Pfizer’s abrocitinib aces 5th phase 3 on route to FDA decision

Pfizer’s abrocitinib aces 5th phase 3 on route to FDA decision

Pfizer has racked up another phase 3 success for blockbuster-in-waiting abrocitinib. Atopic dermatitis patients who received the JAK1 inhibitor were significantly less likely to suffer a flare, burnishing the data set on the drug ahead of a FDA approval decision scheduled for April.

Over the past year or so, Pfizer has delivered a series of readouts that have presented its oral drug as a challenger to Sanofi and Regeneron’s biologic Dupixent in the moderate-to-severe atopic dermatitis market. The earlier readouts enabled Pfizer to secure priority review at the FDA, teeing it up to win approval by April.

Wednesday, Pfizer shared results from another phase 3 trial. The fifth late-phase abrocitinib trial gave 200 mg of the JAK1 inhibitor to patients once a day for 12 weeks. Patients who responded were then randomized to receive placebo or 200 mg or 100 mg of abrocitinib daily for 40 weeks.

The design enabled Pfizer to measure the rate of flares, defined as loss of response requiring a rescue treatment, in patients aged 12 and over as they stayed on 200 mg of abrocitinib or switched to another regimen. The highest probability of not experiencing a flare, 81.1%, was seen in the 200-mg cohort. The probability in the 100-mg arm was 57.4%, which was still statistically significant versus the 19.1% seen in the placebo arm.

Pfizer is seeking approval of both the 100-mg and 200-mg doses, but, based on this trial, the higher dose is more effective. The difference between the probability of flares in the two abrocitinib arms was statistically significant.

The trial generated other evidence of the efficacy of abrocitinib.
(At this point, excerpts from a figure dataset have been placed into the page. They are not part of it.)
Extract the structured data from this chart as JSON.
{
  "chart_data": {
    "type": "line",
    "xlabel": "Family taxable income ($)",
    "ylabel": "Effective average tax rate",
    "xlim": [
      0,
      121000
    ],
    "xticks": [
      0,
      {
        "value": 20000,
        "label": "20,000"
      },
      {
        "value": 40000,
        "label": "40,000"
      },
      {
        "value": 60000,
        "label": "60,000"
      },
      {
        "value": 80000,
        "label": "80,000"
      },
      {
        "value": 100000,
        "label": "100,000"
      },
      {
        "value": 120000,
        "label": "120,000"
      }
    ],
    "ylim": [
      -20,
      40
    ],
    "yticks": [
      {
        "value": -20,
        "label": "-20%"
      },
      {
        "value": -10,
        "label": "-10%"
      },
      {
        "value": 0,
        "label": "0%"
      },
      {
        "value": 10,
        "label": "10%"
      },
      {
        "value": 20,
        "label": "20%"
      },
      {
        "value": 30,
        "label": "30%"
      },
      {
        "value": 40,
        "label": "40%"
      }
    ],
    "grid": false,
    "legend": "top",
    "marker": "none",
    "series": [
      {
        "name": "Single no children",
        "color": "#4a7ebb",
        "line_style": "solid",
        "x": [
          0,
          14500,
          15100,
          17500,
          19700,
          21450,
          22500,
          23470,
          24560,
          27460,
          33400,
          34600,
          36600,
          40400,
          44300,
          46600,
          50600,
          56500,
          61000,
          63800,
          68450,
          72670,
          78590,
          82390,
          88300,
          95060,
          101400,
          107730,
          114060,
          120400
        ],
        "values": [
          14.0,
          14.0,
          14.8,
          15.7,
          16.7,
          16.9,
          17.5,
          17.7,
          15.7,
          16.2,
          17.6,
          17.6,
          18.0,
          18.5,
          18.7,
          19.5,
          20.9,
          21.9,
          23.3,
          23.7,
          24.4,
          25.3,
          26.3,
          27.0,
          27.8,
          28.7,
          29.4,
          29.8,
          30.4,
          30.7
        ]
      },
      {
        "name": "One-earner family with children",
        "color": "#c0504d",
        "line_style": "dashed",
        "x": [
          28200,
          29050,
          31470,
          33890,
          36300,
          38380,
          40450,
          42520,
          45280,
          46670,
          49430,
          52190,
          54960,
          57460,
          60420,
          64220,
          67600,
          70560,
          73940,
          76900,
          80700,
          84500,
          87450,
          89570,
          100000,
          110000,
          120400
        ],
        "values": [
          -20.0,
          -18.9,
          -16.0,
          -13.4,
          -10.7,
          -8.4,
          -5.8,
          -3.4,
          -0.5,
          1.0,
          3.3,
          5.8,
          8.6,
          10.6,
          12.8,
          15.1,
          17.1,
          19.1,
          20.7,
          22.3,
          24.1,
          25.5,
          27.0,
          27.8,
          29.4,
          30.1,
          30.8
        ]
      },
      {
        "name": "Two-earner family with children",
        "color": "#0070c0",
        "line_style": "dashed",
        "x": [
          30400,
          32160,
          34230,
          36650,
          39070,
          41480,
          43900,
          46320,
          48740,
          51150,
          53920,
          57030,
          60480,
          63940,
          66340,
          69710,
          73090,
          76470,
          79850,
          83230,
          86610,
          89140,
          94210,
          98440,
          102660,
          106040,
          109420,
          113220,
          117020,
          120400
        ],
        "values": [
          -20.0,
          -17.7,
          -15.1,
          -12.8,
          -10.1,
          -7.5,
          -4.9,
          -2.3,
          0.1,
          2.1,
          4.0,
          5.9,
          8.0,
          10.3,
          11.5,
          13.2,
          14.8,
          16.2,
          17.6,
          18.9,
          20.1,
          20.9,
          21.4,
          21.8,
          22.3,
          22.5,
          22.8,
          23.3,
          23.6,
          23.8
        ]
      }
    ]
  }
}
Almost two-thirds of the 1,233 subjects enrolled in the 12-week induction period responded to the 200-mg dose. The response rate was numerically higher than that seen in early trials of abrocitinib.

No new safety signals were seen in the study. More adverse events occurred in the treatment arms. The percentage of patients who experienced serious adverse events or discontinued due to reactions to treatment were higher in the abrocitinib arms, particularly the high-dose cohort. Six percent of people taking 200 mg of abrocitinib discontinued due to adverse events, compared to 1.5% of their peers on placebo.

Safety is an area in which the biologic incumbent Dupixent may have an edge over abrocitinib, which promises to deliver comparable or better efficacy with the convenience of oral dosing. Evidence that a significant minority of abrocitinib patients suffer adverse events such as nausea and headache, coupled to the FDA’s track record of slapping black box warnings on JAK1 inhibitors, could limit use of Pfizer’s challenger.